Celle ci porte sur les comportements anthropologiques
de milliers d'étudiants, plus particulièrement ceux
de Médecine, qui comme chacun le sait ont pour fameuse
devise : " Khebache un jour, Khebache toujours " Cette
étude, réalisée par le grand (de taille) professeur
RABAH SUJET a été régionalement saluée par ses camarades
de beuverie et le collectif inuit pour la défense
du thon de Tasmanie.
Le Professeur R.S a tenté et réussi le pari fou de
poser la question ô combien kantienne de savoir si
faire des études dans ce pays conduit inéluctablement
au nihilisme intellectuel, à l'apathie neuronale,
à la dislocation du bulbe, en d'autres termes : à
l'arriération mentale avancée.
Et si la réponse est évidemment OUI - il suffit pour
s'en convaincre de discuter 5 mn avec un étudiant
choisi au hasard - le Pr. R.S, dans sa décortication
du comportement estudiantin, s'éloigna de l'étude
de l'inconscient collectif (Economie de marché oblige)
et opta pour l'analyse du subconscient de certains
sujets-type, volontaires à leur insu et choisis parmi
la " crème " des étudiants de 3e année des CHU Mustapha
et Maillot, dont le " jeu de coudes " et la passion
pour les attroupements nauséabonds à l'entrée des
amphithéâtres sont légendaires ; sans parler de l'exacerbation
d'une mythomanie devenue commune et révélatrice d'un
" Moi " hypocrite et égoïste, qui par défaut d'éducation
et absence de censure (censure comme notion psychanalytique
évidemment), a définitivement entravé l'évolution
vers un " Moi " social et fait place à un " Sur-moi
" métamorphosé où les théories freudiennes montrent
leurs limites, mais devant lequel le Pr. R.S introduit
la notion du " Dez Mâahoum ", sur laquelle s'articule
la bigbangtesque théorie du " Après moi, c'est le
déluge ".
Rencontré en marge du 178e colloque de la Société
Algérienne de Khebzologie Appliquée, notre professeur
semblait plongé dans une profonde méditation sur la
marque de sa prochaine voiture et le choix de sa deuxième
femme, mais il accepta tout de même de répondre à
quelques-unes de nos questions " pour le bien de l'humanité
" précise t-il. Il nous expliqua donc en tentant de
déchiffrer discrètement les quelques phrases griffonnées
sur la paume de sa main, que le " Sur-moi " est un
" Moi " inhibé par l'éducation. Puis s'interrompant
en semblant chercher ses mots, il plongea nerveusement
son bras (l'autre détournant l'attention) dans un
sachet noir faisant office de cartable et finit par
en sortir un livre de psychologie non identifié (1).

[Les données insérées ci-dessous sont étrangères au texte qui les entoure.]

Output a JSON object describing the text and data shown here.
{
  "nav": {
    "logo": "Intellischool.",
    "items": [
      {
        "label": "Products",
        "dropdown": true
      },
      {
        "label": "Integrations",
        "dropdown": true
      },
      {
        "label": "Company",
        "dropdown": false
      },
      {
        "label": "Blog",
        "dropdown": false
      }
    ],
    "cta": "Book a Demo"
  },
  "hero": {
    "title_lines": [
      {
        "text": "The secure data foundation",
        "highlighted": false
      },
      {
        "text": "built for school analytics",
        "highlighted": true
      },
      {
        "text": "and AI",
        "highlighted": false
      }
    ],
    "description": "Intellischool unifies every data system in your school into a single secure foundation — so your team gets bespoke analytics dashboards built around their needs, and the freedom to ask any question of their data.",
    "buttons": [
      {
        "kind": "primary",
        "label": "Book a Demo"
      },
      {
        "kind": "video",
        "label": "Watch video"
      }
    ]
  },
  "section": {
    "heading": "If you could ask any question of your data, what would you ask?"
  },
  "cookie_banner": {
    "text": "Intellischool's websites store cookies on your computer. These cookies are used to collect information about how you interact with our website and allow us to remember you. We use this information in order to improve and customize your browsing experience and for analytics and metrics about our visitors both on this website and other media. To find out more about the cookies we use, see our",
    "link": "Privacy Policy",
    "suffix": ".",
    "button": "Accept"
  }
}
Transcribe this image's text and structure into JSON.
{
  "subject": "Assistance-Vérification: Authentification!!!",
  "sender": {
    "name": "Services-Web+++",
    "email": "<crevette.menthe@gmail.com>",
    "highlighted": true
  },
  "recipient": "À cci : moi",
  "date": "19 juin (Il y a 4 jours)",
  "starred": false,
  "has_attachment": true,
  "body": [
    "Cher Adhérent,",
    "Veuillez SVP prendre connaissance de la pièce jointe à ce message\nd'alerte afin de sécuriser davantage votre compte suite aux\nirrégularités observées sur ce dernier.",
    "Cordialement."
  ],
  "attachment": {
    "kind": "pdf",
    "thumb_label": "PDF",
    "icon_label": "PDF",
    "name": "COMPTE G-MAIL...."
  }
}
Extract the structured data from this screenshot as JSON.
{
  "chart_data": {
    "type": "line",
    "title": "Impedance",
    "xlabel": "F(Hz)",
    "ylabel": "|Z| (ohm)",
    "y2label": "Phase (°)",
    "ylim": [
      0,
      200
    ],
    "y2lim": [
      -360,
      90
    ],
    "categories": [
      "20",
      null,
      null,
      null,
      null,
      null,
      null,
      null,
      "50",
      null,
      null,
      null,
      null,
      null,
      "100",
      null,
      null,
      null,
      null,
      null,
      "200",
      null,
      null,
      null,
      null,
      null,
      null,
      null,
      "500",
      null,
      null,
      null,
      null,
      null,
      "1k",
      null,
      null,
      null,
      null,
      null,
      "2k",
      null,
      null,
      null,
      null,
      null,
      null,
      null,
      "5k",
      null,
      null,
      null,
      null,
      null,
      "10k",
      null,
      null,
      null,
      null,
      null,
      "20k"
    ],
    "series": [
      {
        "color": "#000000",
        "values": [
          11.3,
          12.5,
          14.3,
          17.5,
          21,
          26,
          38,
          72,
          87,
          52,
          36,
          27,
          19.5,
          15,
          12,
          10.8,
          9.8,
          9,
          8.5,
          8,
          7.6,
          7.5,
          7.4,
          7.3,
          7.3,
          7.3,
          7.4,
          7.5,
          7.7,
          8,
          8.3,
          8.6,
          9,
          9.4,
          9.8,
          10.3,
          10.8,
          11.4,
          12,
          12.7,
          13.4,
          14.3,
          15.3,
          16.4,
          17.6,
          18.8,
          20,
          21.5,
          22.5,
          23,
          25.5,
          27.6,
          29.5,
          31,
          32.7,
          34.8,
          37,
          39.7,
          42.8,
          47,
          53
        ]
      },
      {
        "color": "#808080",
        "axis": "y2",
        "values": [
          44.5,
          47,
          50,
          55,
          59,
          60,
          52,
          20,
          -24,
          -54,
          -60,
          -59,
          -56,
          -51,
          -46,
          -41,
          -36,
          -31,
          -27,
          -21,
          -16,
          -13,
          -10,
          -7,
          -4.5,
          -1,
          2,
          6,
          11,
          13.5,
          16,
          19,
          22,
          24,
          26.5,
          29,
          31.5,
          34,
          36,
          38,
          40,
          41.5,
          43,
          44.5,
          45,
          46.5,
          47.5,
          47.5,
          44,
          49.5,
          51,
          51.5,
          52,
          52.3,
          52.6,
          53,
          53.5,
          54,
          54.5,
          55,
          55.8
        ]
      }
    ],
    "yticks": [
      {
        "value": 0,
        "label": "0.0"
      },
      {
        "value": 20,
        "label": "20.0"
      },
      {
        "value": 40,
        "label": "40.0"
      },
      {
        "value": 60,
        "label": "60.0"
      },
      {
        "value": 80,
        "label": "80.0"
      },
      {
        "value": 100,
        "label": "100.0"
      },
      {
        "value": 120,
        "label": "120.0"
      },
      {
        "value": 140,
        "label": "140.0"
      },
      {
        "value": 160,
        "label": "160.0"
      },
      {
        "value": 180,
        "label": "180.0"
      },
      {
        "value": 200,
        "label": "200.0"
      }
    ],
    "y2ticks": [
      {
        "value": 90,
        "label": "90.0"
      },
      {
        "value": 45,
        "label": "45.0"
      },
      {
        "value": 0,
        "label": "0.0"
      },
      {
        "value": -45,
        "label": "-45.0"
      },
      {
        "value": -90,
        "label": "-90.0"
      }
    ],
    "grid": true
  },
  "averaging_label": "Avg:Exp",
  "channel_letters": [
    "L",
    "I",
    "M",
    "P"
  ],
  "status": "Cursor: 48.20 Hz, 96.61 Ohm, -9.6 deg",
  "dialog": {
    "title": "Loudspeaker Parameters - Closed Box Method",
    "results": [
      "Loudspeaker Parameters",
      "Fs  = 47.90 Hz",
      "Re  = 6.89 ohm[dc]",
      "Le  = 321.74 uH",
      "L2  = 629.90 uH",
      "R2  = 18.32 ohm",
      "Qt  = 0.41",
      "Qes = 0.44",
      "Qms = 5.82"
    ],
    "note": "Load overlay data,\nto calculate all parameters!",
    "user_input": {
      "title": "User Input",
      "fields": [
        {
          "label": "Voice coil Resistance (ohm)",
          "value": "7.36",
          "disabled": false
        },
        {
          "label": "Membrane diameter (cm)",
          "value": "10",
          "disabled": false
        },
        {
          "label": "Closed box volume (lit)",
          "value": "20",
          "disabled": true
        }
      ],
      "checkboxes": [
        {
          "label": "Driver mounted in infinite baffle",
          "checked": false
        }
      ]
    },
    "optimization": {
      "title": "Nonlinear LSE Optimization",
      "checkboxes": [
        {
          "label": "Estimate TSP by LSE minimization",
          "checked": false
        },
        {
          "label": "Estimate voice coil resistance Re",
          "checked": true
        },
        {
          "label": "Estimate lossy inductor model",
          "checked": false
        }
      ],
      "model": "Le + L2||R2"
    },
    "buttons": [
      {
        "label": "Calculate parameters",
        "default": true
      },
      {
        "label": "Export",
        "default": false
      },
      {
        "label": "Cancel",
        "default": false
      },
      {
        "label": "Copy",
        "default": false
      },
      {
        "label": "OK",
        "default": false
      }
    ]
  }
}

Après l'avoir feuilleté un moment, il s'arrêta à une
page évidemment marquée par la crasse avant de poursuivre
: " C'est un 'Moi' ayant subi un dressage. Il n'a
rien de spontané, mais il permet une vie en commun.
Voilà, maintenant foutez moi la paix ". Mais remarquant
notre remarquable absence de remarque remarquée, il
nous fit remarquer en guise de conclusion, qu'à de
nombreuses questions posées par un étudiant à son
" camarade ", telles que: " As-tu compris le cours
? As-tu le cours ? Pourrais-tu m'indiquer le cours
? Avons-nous demain cours ? A t-on distribué les polycopies
de cours ? " et autres phrases finissant par le mot
"cours ", les sujets-type répondent invariablement
et dans les condition les plus extrêmes de température
et de pression psychologique par un " Non " franc
et assuré, agrémenté d'une moue faussement compatissante
et désemparée (semblant dire : Halti ki Haltek, Teghlate
Naâfssek) sans oublier l'éternel rictus machiavélique
qui aurait fait assurément rougir le plus célèbre
secrétaire de la république de Florence. Dans son
étude, le Pr.R.S conclut ainsi : " Si l'éducation
permet la transformation d'un " Moi " instinctif en
un " Moi " social, comment expliquer que des étudiants
supposés éduqués aient un comportement aussi vil et
dégradant, si ce n'est en remettant en cause l'éducation
même qu'ils ont reçue dans ses plus profonds soubassements.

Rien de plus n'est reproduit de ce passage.